De ce point de vue, Socialisme et démocratie est le courant qui a le plus travaillé à une rénovation idéologiquedepuis près de huit années. Des colloques d’A gauche en Europe aux journées d’études, il y avait fin 2006, lors de la primaire, une ligne politique cohérente si nettement identifiée, qu’elle fut plagiée et copieusement imitée. Seul Réformer de Martine Aubry a autant produit, dans l’indifférence générale trop souvent… Cela n’a jamais empêché la presse et donc parfois bien de nos camarades de déclarer qu’il n’y avait pas d’idées au Parti socialiste !

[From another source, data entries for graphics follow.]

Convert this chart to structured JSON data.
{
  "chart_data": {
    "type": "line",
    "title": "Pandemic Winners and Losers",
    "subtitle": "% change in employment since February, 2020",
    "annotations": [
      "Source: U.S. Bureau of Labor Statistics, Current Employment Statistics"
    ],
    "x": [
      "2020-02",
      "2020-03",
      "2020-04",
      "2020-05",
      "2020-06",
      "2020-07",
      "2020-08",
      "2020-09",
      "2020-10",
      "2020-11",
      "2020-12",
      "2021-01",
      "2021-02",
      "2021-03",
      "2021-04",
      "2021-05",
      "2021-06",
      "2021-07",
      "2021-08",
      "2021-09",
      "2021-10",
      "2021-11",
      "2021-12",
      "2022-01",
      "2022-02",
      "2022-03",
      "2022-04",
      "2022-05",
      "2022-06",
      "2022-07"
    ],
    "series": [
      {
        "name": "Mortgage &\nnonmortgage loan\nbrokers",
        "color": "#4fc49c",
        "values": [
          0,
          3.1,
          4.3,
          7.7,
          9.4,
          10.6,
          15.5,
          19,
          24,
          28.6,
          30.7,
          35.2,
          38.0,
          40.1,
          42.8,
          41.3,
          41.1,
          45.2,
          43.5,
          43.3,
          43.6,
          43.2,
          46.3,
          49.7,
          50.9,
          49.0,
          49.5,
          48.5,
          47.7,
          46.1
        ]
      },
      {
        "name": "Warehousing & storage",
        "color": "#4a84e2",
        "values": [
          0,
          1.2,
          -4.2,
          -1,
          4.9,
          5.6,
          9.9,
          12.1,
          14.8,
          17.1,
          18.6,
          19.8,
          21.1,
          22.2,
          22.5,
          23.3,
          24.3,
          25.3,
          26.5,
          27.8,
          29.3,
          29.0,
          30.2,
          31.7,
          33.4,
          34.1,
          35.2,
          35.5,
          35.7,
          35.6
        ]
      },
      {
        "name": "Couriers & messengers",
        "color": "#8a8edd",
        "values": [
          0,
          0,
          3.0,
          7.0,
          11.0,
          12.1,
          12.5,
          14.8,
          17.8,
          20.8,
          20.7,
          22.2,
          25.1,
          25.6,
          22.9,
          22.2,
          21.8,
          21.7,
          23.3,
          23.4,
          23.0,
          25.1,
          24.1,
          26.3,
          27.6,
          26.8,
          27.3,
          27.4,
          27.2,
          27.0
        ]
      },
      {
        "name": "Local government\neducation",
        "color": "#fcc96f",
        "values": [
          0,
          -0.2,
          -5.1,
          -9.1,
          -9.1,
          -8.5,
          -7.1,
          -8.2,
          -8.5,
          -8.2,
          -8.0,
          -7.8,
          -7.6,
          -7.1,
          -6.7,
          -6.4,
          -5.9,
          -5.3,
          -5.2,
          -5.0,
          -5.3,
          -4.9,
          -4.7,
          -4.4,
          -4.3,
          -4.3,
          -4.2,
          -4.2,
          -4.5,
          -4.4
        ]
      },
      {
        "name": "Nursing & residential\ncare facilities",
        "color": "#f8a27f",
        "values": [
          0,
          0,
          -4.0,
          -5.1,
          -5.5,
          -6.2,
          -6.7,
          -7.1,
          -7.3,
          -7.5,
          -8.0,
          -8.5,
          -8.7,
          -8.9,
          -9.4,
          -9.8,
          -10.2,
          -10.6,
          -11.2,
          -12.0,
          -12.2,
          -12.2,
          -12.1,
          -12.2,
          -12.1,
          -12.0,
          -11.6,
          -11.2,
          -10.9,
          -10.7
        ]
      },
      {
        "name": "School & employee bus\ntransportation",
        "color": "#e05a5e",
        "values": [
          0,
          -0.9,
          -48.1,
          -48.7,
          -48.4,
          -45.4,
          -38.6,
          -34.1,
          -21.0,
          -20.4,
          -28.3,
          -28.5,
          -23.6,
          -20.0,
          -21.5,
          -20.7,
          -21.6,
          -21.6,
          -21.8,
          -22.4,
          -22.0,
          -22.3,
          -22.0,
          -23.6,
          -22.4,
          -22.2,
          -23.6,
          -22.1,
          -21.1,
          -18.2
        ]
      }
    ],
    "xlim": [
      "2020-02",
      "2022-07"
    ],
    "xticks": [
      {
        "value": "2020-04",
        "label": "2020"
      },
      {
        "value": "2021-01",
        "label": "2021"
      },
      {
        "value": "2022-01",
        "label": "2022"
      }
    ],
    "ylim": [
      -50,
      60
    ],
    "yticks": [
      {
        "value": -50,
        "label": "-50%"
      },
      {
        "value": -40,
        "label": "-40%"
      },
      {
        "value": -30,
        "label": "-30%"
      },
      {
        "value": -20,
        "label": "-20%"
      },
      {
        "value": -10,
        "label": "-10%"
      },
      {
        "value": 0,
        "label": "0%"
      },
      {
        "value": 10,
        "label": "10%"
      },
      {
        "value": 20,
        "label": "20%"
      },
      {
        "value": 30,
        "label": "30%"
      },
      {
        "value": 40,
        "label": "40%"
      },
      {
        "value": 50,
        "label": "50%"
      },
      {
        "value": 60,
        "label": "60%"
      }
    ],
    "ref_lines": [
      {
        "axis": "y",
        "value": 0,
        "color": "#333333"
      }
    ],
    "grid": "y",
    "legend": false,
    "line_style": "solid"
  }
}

De fait, l’influence de nos idées s’est faite sentir. Nous n’avons donc pas échoué sur le plan idéologique. C’est même devenu un marqueur précieux que nous ne devons pas brader, quelle qu’en soit la raison. Aujourd’hui ce qu’il faut c’est faire infuser ces idées dans les pratiques. Les victoires aux élections de 2008 en Espagne et en France pour les élections locales, ne peuvent cacher une autre réalité bien plus inquiétante. La social-démocratie en Europe a perdu dix élections consécutives et les défaites municipales à Rome où c’est un ex-fasciste qui a succédé à Veltroni et à Londres annoncent un revers probable des travaillistes. C’est dire que la gauche va mal.

Pour en sortir, il ne faut pas seulement parler de rénovation il faut la faire. Soit on pense qu’il s’agit de défaites conjoncturelles et qu’il suffit d’attendre le retour du balancier, soit on pense qu’il faut présidentialiser le Parti pour le faire avancer. Ce faisant, on réaliserait là une rupture profonde dans la gauche car peut-on désormais sans y réfléchir trop longtemps subordonner toute l’activité et le calendrier du Parti à la seule perspective de l’élection présidentielle en pensant que « tout le reste suivra » ?

Pour sortir de l’incertitude et donc réussir le congrès, il faut sortir d’une logique du « coup d’après » en préparant 2008 dans l’obsession de 2012. Il faut garder un lien étroit avec l’ensemble des forces militantes du parti – il n’y a pas que les cadres et les élus qui comptent et surtout, créer les conditions d’une majorité et d’une direction cohérentes, responsables et qui travaillent car c’est seulement avec un parti reconstruit et non en friche, que l’on pourra proposer un autre chemin à la gauche et à la France.